In 1349, it was acquired, along with the whole of Dauphiné, by Philip VI, the King of France, who died in 1350 and was succeeded by his eldest son, John II. By the exchange contract, dated 5 January 1355, King John II and his son Charles, the new Dauphin of Viennois, ceded it with his mandate to Amadeus V, Count of Savoy.

===Chalant family===
By way of letters dated 3 May 1410, Thonon, Amadeus VII, Count of Savoy enfeoffs it, in all justice seigneuriale, to Boniface de Chalant, Lord of Montbretton, Marshal of Savoy, who bequeaths it by will to his youngest son, Amé de Chalant, beginning the Lords of Varey branch of the Chalant family.

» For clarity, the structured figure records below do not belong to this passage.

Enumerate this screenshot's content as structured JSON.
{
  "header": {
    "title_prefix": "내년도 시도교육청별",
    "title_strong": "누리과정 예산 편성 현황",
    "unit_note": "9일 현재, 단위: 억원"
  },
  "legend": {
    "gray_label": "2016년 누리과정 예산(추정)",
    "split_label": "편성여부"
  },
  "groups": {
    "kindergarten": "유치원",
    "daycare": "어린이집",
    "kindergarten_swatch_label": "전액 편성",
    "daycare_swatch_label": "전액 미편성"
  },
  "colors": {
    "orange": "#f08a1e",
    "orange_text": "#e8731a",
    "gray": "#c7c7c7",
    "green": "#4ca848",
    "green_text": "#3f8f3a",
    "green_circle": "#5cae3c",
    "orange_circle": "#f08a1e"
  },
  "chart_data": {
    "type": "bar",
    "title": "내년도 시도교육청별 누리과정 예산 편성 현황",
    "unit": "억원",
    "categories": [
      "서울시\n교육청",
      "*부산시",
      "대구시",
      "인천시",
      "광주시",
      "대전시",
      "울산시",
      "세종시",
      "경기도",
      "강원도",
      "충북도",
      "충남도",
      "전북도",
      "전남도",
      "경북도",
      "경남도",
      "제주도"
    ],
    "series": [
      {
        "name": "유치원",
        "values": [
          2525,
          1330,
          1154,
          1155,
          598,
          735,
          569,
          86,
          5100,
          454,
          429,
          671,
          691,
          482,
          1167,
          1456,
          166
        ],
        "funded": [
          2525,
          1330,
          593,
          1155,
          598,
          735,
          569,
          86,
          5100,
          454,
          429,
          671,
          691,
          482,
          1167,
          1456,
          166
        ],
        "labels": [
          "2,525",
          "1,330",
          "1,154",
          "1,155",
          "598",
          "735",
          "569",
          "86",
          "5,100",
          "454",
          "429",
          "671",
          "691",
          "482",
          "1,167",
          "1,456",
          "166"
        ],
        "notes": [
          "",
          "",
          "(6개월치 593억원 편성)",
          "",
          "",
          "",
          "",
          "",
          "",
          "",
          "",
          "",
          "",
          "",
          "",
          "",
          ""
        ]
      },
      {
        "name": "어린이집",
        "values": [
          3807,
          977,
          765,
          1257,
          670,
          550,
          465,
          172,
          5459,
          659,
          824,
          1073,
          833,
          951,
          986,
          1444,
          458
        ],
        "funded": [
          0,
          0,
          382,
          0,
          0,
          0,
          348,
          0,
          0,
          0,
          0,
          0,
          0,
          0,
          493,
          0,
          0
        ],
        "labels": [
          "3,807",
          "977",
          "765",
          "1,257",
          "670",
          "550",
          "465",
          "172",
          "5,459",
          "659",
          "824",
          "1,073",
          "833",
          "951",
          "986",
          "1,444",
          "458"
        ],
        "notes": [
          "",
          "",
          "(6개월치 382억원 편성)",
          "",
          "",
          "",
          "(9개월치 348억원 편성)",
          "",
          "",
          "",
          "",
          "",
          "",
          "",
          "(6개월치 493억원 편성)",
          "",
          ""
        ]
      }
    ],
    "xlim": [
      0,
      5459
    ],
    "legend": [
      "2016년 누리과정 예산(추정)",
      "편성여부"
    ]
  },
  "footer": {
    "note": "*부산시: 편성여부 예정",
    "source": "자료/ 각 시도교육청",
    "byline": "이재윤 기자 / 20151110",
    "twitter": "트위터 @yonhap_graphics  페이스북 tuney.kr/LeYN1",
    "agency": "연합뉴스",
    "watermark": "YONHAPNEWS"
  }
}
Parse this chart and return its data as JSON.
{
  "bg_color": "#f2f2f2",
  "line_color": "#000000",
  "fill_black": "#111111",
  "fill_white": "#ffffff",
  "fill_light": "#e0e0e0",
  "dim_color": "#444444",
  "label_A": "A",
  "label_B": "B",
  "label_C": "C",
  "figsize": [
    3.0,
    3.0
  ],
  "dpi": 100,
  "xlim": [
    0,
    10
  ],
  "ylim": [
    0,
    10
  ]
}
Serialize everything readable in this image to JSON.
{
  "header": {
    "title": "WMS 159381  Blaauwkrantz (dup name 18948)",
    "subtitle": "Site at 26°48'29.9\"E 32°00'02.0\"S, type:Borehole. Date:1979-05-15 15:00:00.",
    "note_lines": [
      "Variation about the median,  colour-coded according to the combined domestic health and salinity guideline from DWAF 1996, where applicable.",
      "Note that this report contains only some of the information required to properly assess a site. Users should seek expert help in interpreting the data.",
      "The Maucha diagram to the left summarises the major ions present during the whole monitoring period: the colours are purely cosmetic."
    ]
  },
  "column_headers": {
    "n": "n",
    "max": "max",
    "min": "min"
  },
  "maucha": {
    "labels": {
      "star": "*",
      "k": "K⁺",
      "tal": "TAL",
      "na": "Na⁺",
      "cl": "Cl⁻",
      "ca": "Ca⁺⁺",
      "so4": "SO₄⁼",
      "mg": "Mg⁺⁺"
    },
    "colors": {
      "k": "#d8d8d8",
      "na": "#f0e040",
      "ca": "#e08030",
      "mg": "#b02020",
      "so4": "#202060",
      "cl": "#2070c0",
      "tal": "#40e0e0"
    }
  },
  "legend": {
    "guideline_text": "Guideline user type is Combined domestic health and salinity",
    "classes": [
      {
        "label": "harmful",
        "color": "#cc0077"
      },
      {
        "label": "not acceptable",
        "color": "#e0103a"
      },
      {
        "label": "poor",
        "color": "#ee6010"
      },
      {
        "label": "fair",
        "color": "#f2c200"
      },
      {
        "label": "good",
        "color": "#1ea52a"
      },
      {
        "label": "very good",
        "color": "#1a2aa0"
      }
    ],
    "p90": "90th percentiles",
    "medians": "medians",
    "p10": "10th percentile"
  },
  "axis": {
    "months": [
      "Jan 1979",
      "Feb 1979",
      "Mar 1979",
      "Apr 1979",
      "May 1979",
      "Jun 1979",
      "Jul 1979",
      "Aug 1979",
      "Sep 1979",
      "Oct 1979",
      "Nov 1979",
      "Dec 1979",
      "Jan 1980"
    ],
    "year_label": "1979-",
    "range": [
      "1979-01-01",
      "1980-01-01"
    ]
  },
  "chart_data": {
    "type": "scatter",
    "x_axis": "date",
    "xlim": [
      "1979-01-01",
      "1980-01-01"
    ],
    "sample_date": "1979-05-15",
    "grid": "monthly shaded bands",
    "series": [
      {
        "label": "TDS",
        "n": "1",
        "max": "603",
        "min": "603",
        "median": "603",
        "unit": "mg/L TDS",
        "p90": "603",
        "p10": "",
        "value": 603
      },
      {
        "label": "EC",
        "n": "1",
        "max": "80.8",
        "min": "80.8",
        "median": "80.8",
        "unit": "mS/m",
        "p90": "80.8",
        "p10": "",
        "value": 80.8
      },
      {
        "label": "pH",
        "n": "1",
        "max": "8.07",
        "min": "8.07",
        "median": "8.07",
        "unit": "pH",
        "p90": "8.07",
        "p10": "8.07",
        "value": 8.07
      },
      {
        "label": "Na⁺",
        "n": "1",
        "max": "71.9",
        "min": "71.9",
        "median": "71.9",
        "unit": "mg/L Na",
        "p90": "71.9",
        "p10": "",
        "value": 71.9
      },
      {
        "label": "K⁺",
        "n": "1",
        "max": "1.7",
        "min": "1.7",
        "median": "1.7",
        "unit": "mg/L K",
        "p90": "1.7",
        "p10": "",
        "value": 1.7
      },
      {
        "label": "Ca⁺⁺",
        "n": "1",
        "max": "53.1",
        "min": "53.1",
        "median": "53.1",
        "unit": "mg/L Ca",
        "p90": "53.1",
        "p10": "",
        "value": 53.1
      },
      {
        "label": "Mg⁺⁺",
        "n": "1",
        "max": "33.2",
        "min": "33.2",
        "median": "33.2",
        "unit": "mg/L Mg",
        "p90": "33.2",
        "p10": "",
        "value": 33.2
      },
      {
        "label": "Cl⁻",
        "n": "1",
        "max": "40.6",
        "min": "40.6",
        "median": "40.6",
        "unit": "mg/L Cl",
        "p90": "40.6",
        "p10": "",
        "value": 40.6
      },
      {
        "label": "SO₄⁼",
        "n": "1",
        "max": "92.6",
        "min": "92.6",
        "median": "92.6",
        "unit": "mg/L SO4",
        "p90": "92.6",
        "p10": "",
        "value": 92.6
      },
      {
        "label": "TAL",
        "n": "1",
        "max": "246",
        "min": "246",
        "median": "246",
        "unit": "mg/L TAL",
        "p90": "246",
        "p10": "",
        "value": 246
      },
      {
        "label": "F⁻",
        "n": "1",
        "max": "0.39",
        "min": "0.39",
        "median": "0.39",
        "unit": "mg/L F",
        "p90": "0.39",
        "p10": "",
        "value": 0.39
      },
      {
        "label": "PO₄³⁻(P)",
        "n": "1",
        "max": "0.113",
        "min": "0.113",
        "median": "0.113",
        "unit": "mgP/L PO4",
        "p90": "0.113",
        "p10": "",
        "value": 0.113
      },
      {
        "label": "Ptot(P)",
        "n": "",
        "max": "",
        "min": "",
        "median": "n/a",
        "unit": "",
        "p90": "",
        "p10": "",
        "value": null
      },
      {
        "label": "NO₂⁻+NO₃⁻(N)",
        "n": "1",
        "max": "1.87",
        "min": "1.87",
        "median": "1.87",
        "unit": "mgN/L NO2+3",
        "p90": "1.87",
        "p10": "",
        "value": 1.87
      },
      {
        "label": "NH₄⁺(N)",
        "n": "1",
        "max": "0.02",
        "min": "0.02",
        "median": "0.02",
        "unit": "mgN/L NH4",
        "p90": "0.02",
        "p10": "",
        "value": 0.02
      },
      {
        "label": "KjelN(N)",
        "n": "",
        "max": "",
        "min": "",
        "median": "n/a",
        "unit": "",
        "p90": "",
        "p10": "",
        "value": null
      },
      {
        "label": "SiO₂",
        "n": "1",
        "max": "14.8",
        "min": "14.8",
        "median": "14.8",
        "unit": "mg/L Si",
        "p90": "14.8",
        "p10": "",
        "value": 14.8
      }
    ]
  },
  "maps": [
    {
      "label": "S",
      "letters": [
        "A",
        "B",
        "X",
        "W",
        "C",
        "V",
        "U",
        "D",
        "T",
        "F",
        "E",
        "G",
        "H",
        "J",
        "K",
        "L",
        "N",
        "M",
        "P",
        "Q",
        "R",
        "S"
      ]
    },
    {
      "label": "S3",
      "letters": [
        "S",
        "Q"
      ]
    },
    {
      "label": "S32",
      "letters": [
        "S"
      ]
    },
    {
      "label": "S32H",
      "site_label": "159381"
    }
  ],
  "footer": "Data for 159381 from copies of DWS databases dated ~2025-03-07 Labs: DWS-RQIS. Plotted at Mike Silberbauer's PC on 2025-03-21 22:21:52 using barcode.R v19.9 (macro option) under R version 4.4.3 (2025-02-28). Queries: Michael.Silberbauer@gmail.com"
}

After the death of Étienne-Philibert de Chalant, Lord of Varey and Saix, who died without issue, part of the Lordship was judicially awarded on 28 March 1556, by order of the Parliament of Chambéry, to his creditors who were German merchants, whom Duke Emmanuel-Philibert of Savoy paid off in 1560, to give this land first to Claude de Divonne, his squire, then on 27 October 1563 to Prosper of Geneva, Lord of Lullin, and finally to enfeoff it again, on 15 October 1571, to Claude de l'Aubépin, nephew of Étienne-Philibert de Chalant.

Renée de l'Aubépin, daughter of Claude, married François d'Ugnie, Lord of La Chaux. From this family, it passed, by marriage, to the Beaurepaire family, who took over the fief in 1644, 1656, 1665, 1675 and 1723.

===Dervieu family===
On 30 March 1753, de Beaurepaire sold it for 206,000 livres, to Jean Dervieu, Lord of Villars, who passed it on to his descendants. The Château de Varey, badly damaged in 1793, by the orders of Albitte, was restored in the middle of the 19th century by architect Fléchel. In 1873 it was still in the possession of the Dervieu family.